IBM also takes the point of view that there is an information supply chain analogous to the flow of materials through a physical supply chain. IBM views that information governance is necessary to optimizing the information supply chain.So finally we come to what IBM is offering in the way of products and services:

When large vendors, such as IBM begin to emphasize something new and evolving, such as information governance, they recognize that they do not have all the product and service bits and pieces in-house. They therefore buy what they cannot make in a timely enough matter. IBM just announced the acquisition of Initiate. However, it has also acquired companies, including Guardium, Exeros and Lombardi that should help flesh out its information governance products and services.

My Take
Information governance is a cross-discipline in enterprises. That means both IT and line of business people have to be deeply involved and committed. It requires money, discipline and formally adopted processes and strategies. In addition to the ongoing commitment of senior executives, the mindset and efforts of individuals have to go beyond the boundaries, not only of their formal job descriptions, but also the roles for which they are paid. Monetary, cultural and internal political considerations are all challenges for successfully executing an information governance strategy.

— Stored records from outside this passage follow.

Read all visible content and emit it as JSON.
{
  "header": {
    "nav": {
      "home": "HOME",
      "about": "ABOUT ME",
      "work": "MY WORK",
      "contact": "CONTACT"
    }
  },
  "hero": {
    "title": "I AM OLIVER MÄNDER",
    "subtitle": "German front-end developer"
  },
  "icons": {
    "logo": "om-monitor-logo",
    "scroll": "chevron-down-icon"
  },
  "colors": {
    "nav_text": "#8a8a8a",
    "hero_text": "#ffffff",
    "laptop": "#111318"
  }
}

To top it off, information governance is a "vision thing" whose nature and processes can be sometimes painfully subjective. Personally, although I recognize the pain, having been involved in discussions on the meaning of "customer" at a Fortune 500 company, I believe the gain of information governance is well worth the discomfort. So the efforts of those vendors who play a leadership role in information governance, such as IBM, are to be commended. Yes, successfully implementing information governance well is likely to be a struggle, but the value of moving up through the stages of the maturity model may well be worth it. Can your enterprise afford to bet otherwise?